If $A = B = 1$ , then in terms of Boolean algebra the value of $A.B + A\;$ is not equal to
A) $B.A + B$
B) $B + A$
C) $B$
D) $\overline A .B$

Answer 1

Hint AND operator is a Boolean operator that returns a value of TRUE $(1)$ if both its operands are TRUE$(1)$ and FALSE $(0)$ otherwise. The boolean expression for AND gate, $Q=A.B$ , where Q is the output.
OR operator is a Boolean operator that returns a value of TRUE$(1)$ if any of its operands are TRUE$(1)$ and FALSE$(0)$ if both operands are FALSE $(0)$. The boolean expression for OR gate, $Q=A+B$ , where Q is the output.
NOT operator is a unary Boolean operator that returns a value of TRUE $(1)$ if the operand is FALSE $(0)$ and vice versa.

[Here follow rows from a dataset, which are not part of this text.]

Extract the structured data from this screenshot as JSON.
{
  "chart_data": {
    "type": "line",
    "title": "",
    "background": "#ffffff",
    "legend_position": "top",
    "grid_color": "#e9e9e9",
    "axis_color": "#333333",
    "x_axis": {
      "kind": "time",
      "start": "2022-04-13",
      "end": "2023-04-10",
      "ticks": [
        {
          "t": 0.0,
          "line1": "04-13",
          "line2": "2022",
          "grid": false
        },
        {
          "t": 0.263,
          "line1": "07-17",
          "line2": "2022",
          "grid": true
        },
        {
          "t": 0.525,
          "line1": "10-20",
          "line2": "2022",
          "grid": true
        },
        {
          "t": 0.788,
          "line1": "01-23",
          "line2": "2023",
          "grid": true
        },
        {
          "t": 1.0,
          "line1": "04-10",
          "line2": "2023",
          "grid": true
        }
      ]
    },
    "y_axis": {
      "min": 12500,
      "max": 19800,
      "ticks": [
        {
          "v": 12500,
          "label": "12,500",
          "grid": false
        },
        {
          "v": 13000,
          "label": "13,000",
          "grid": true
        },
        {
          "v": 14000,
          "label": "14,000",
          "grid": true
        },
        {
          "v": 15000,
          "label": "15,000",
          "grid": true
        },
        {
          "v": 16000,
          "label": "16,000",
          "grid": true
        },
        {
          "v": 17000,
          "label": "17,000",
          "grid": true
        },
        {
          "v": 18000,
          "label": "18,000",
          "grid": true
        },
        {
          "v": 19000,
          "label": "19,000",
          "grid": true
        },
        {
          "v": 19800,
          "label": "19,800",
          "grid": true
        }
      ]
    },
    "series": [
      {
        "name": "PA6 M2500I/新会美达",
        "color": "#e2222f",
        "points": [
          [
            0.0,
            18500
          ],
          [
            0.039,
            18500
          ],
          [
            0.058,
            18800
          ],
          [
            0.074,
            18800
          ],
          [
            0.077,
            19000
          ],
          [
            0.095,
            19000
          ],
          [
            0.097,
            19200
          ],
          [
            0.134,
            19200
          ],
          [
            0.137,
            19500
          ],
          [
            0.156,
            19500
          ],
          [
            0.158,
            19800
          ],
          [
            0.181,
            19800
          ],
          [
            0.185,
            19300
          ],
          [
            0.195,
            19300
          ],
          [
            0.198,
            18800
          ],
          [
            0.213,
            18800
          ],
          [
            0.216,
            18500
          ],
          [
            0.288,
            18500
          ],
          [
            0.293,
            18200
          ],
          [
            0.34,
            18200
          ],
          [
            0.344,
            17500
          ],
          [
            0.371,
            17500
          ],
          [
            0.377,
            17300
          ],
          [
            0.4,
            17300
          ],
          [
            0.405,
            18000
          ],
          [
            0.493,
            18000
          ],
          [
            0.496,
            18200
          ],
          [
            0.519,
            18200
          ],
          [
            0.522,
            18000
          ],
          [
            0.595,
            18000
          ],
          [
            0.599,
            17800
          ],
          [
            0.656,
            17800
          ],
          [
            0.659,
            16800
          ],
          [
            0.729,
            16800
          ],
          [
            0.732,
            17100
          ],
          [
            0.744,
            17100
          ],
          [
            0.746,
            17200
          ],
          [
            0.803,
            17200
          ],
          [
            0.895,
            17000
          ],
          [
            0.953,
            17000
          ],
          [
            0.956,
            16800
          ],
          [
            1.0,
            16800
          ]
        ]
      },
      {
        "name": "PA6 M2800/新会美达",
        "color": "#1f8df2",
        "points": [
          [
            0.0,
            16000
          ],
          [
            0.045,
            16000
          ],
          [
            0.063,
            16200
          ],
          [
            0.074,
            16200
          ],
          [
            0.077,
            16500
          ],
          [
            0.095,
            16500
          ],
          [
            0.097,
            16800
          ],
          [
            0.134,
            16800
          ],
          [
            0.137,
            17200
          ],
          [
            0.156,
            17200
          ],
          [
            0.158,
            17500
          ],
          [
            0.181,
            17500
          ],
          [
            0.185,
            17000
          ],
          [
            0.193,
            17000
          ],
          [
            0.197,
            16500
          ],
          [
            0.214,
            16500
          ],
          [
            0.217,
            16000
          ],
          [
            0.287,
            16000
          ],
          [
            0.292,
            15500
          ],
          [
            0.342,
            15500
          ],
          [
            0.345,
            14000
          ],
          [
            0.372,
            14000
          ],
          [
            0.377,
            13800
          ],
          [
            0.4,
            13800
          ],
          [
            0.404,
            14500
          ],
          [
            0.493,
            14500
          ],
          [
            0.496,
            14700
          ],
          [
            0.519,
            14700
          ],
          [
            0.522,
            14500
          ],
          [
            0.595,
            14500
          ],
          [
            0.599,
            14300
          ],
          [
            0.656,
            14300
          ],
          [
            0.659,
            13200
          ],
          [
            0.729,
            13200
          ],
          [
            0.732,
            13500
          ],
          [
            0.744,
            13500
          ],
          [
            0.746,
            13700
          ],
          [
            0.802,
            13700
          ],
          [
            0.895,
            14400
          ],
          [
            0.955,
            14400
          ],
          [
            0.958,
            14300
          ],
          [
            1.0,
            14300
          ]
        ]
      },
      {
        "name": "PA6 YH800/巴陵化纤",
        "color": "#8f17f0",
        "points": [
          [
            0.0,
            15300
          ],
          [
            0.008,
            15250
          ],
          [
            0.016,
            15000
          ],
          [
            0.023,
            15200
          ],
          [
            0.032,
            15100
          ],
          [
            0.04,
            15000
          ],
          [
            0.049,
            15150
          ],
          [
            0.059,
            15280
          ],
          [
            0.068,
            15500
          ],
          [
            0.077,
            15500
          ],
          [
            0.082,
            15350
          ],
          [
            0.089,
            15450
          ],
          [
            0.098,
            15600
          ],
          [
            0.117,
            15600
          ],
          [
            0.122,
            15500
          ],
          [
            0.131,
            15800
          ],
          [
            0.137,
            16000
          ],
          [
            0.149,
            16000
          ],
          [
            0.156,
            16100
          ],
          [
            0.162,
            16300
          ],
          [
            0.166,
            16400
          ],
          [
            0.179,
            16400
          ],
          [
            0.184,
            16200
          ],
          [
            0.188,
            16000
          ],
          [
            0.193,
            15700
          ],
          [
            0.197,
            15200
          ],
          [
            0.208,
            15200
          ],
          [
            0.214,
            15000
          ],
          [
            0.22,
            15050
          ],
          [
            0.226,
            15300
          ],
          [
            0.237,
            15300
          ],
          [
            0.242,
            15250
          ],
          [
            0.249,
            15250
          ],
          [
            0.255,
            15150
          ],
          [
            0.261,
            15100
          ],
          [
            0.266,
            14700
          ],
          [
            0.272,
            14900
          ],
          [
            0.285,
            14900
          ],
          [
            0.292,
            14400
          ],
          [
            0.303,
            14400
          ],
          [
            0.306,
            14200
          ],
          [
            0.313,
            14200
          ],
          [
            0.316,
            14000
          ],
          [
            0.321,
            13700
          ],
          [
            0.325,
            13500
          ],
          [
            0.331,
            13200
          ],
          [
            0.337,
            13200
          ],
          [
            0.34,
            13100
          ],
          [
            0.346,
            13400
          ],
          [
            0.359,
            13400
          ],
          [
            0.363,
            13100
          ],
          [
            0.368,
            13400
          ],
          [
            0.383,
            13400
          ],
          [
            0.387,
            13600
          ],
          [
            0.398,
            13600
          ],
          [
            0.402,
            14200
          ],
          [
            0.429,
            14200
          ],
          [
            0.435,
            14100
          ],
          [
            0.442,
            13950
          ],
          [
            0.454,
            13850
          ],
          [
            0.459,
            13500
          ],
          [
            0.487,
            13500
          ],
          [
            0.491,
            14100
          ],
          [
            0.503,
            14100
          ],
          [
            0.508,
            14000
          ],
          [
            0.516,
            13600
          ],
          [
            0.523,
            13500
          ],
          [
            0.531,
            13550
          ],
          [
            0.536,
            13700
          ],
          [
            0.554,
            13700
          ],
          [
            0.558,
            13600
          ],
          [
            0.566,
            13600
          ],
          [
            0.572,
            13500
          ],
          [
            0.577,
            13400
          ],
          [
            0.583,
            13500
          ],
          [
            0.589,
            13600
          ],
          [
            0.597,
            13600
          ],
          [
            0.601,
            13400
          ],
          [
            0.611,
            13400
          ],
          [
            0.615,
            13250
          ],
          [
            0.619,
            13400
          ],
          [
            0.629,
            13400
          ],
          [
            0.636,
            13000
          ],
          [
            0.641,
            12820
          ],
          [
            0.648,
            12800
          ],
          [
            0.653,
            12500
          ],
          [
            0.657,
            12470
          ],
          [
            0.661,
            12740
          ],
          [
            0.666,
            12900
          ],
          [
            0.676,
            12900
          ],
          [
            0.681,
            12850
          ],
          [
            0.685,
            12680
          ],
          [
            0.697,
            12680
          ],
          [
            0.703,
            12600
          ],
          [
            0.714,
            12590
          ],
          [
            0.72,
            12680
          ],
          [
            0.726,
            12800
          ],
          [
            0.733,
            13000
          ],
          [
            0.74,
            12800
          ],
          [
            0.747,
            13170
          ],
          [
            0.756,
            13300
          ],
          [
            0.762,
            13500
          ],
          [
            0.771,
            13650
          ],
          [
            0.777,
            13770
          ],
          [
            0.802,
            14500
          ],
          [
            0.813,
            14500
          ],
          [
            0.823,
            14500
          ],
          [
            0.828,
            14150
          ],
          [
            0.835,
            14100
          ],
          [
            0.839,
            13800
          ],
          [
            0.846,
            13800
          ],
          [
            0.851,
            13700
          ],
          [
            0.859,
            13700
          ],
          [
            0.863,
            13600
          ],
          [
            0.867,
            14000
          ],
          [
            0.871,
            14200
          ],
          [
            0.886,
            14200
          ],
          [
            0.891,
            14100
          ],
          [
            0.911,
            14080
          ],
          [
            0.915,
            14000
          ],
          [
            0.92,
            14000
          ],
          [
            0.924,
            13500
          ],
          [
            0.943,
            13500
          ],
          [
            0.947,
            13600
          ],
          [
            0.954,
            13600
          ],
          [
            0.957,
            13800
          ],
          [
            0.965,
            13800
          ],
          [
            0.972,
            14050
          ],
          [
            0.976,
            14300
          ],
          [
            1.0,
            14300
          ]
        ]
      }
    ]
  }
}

The Boolean expression for NOT gate
$Q =\overline A$, where Q is the output.

Complete step by step solution:
For$A = B = 1$,
$\Rightarrow A.B + B$ Substituting values of $A$ and $B$
$= 1.1 + 1$
(The $1.1$ will give answer as $1$ , as AND operator $\to A.B$ is used)
$= 1 + 1$
($= 1 + 1$ will give answer as $1$, as OR operator $\to A + B$ is used)
$= 1$
Therefore,
(A) $B.A + B$
$= 1.1 + 1$
(The $1.1$ will give answer as $1$, as AND operator $\to A.B$ is used)
$= 1 + 1$
($1 + 1$ will give answer as $1$, as OR operator $\to A + B$ is used)
$= 1$

(B) $B + A$
Substituting values of $A$ and $B$
$= 1 + 1$
($1 + 1$Will give answer as $1$ ,as OR operator $\to A + B$is used)
$= 1$

(C) $B$
Substituting value of $B$
$= 1$

(D) $\overline {A.} B$
Substituting values of $A$ and $B$
$= \overline 1 .1$
( $1\overline {}$ can also be written as $0$ )
$= 0.1$
(The $0.1$ will give answer as $0$ , as AND operator $\to A.B$ is used)
$= 0$

Hence, option D is the correct answer.

Note: Logic gates take input in form of 0 and 1 and the algebra dealing with these numbers is known as Boolean algebra. In logic gates boolean algebra rules must be followed:
$1 + 1 = 1\left( { \ne 2} \right)$
$1.1 = 1$
$\overline 1 = 0$
$1.0 = 0$ $0.1 = 0$